The Doctrine Adorned

Titus 2:10

A good plan for helping the kingdom forward is found in this sentence which Paul wrote: “But showing all good fidelity; that they may adorn the doctrine of God our Savior in all things” (Titus 2:10 KJV). There is nothing which commends an apple tree so much as the sight of ripened fruit hanging from the branches. So nothing sets people longing for holiness like the living exhibition of it.

To “adorn” is to set off to advantage, to add to the attractiveness, to beautify, to decorate as with ornaments. Now that is exactly what the apostle meant, and the application is that you and I must set off to advantage, add to the attractiveness of the gospel which we believe.

Jesus Christ meant that when He said, “Let your light shine before men, that they may see your good deeds and praise your Father in heaven” (Matthew 5:16). This also was the idea in Paul’s mind in that verse to the Philippians, “Shine as lights in the world” (Philippians 2:15 KJV).
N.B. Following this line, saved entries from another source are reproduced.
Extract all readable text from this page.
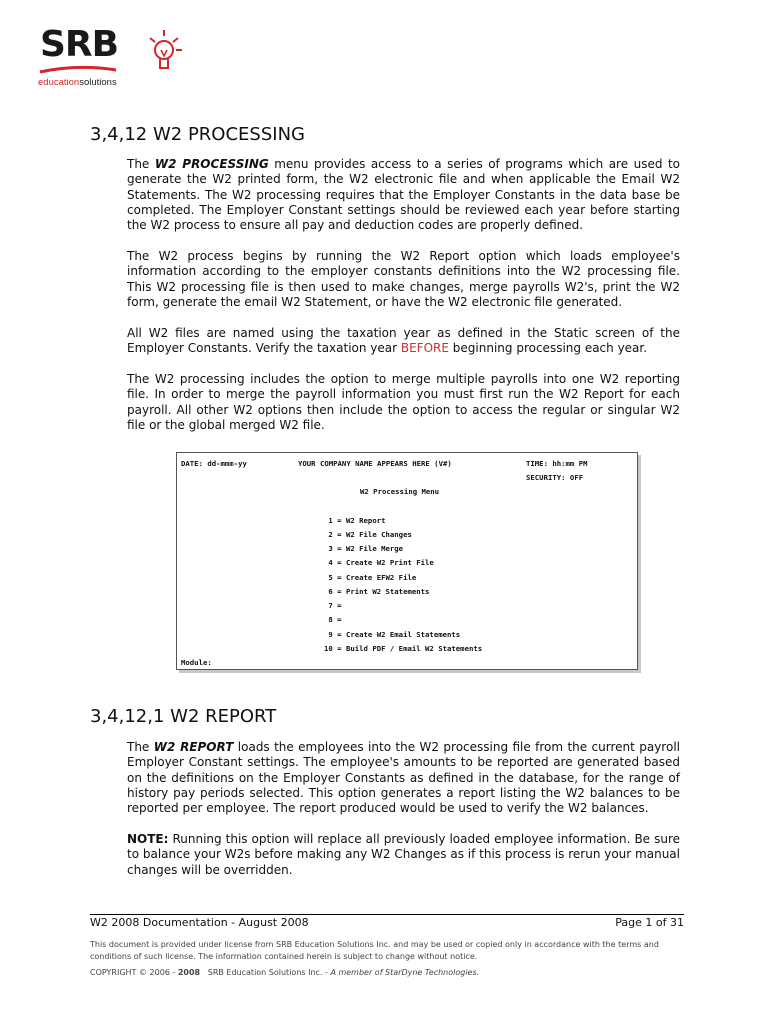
SRB
educationsolutions
3,4,12 W2 PROCESSING

The W2 PROCESSING menu provides access to a series of programs which are used to generate the W2 printed form, the W2 electronic file and when applicable the Email W2 Statements. The W2 processing requires that the Employer Constants in the data base be completed. The Employer Constant settings should be reviewed each year before starting the W2 process to ensure all pay and deduction codes are properly defined.

The W2 process begins by running the W2 Report option which loads employee's information according to the employer constants definitions into the W2 processing file. This W2 processing file is then used to make changes, merge payrolls W2's, print the W2 form, generate the email W2 Statement, or have the W2 electronic file generated.

All W2 files are named using the taxation year as defined in the Static screen of the Employer Constants. Verify the taxation year BEFORE beginning processing each year.

The W2 processing includes the option to merge multiple payrolls into one W2 reporting file. In order to merge the payroll information you must first run the W2 Report for each payroll. All other W2 options then include the option to access the regular or singular W2 file or the global merged W2 file.

DATE: dd-mmm-yy	YOUR COMPANY NAME APPEARS HERE (V#)	TIME: hh:mm PM
SECURITY: OFF
W2 Processing Menu
1 = W2 Report
2 = W2 File Changes
3 = W2 File Merge
4 = Create W2 Print File
5 = Create EFW2 File
6 = Print W2 Statements
7 =
8 =
9 = Create W2 Email Statements
10 = Build PDF / Email W2 Statements
Module:
3,4,12,1 W2 REPORT

The W2 REPORT loads the employees into the W2 processing file from the current payroll Employer Constant settings. The employee's amounts to be reported are generated based on the definitions on the Employer Constants as defined in the database, for the range of history pay periods selected. This option generates a report listing the W2 balances to be reported per employee. The report produced would be used to verify the W2 balances.

NOTE: Running this option will replace all previously loaded employee information. Be sure to balance your W2s before making any W2 Changes as if this process is rerun your manual changes will be overridden.

W2 2008 Documentation - August 2008	Page 1 of 31
This document is provided under license from SRB Education Solutions Inc. and may be used or copied only in accordance with the terms and conditions of such license. The information contained herein is subject to change without notice.
COPYRIGHT © 2006 - 2008   SRB Education Solutions Inc. - A member of StarDyne Technologies.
There are people who know very little of what you call “the body of doctrine,” who yet in all simplicity hold the truth of God and live up to it. Tens of thousands have “crossed the river” who could never give you a definition of any doctrine; but they accepted the simple truths in their hearts, were ornaments to their profession, and are now in Glory.
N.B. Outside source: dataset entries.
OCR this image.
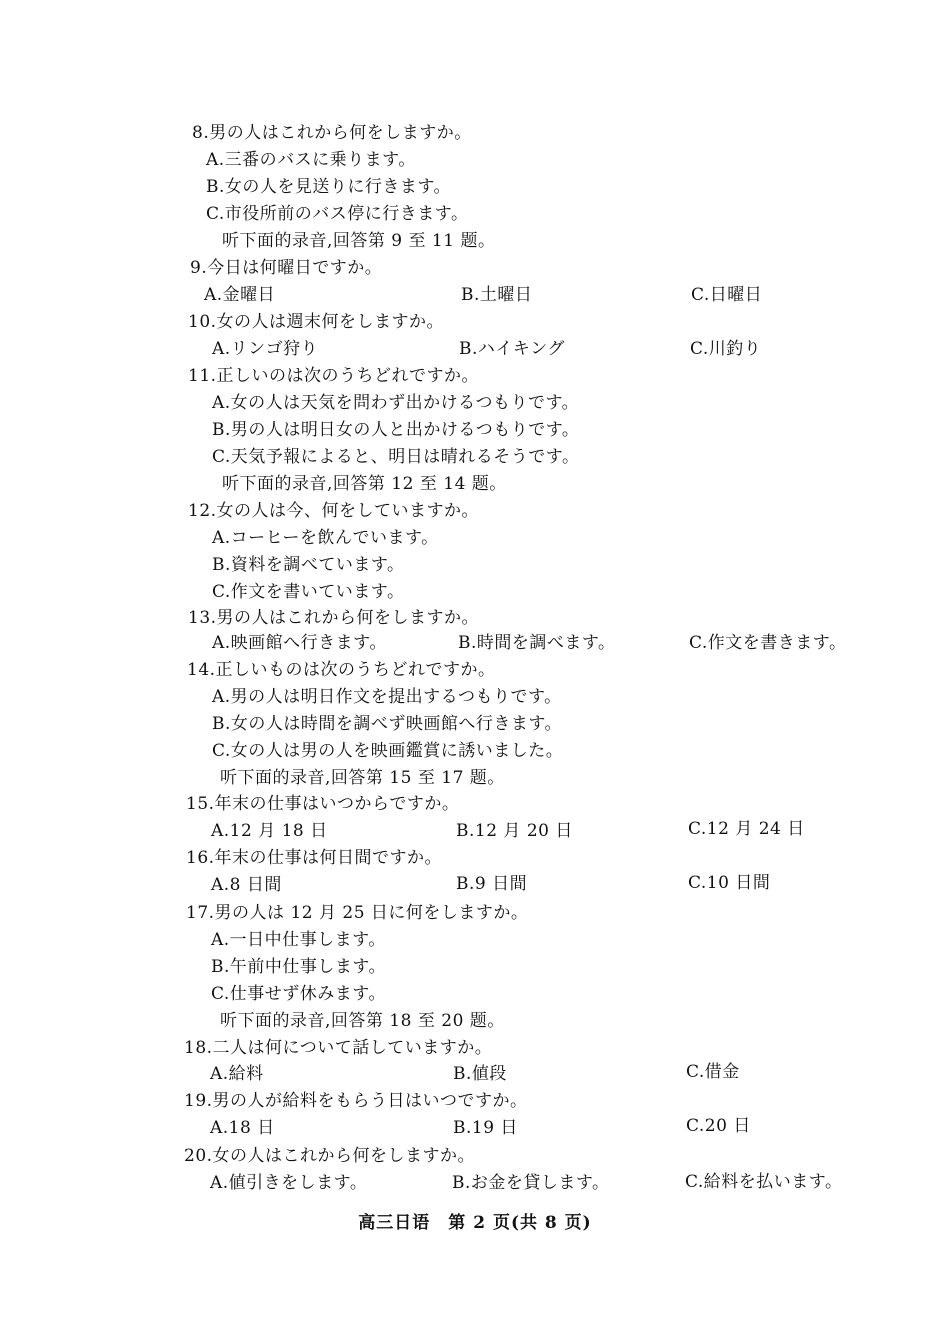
8.男の人はこれから何をしますか。
A.三番のバスに乗ります。
B.女の人を見送りに行きます。
C.市役所前のバス停に行きます。
听下面的录音,回答第 9 至 11 题。
9.今日は何曜日ですか。
A.金曜日	B.土曜日	C.日曜日
10.女の人は週末何をしますか。
A.リンゴ狩り	B.ハイキング	C.川釣り
11.正しいのは次のうちどれですか。
A.女の人は天気を問わず出かけるつもりです。
B.男の人は明日女の人と出かけるつもりです。
C.天気予報によると、明日は晴れるそうです。
听下面的录音,回答第 12 至 14 题。
12.女の人は今、何をしていますか。
A.コーヒーを飲んでいます。
B.資料を調べています。
C.作文を書いています。
13.男の人はこれから何をしますか。
A.映画館へ行きます。	B.時間を調べます。	C.作文を書きます。
14.正しいものは次のうちどれですか。
A.男の人は明日作文を提出するつもりです。
B.女の人は時間を調べず映画館へ行きます。
C.女の人は男の人を映画鑑賞に誘いました。
听下面的录音,回答第 15 至 17 题。
15.年末の仕事はいつからですか。
A.12 月 18 日	B.12 月 20 日	C.12 月 24 日
16.年末の仕事は何日間ですか。
A.8 日間	B.9 日間	C.10 日間
17.男の人は 12 月 25 日に何をしますか。
A.一日中仕事します。
B.午前中仕事します。
C.仕事せず休みます。
听下面的录音,回答第 18 至 20 题。
18.二人は何について話していますか。
A.給料	B.値段	C.借金
19.男の人が給料をもらう日はいつですか。
A.18 日	B.19 日	C.20 日
20.女の人はこれから何をしますか。
A.値引きをします。	B.お金を貸します。	C.給料を払います。
高三日语　第 2 页(共 8 页)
Our trumpet has no uncertain sound. We not only talk about the pardoning mercy of God but about the all-cleansing Blood of Jesus Christ. We not only point out how the rebel can be transformed into a child, but we show how a man’s heart can be made pure and his natured renewed by the indwelling Spirit. Delivered from the love of sin and from its pollution in his heart, he can be kept from sin and sinning and be enabled to rejoice evermore, to pray without ceasing, and in everything to give thanks. Think what a commendation of the doctrine it would be if you all adorned the truth and showed in your daily lives the power to live in holiness.

Talking about holiness has small effect unless it is to be seen in your disposition, in your ordinary life, in your loving consideration for other people, or in your patient endurance of injury. If you want to adorn this doctrine, there must be the beauties of a happy, consistent character and life, otherwise it goes for nothing.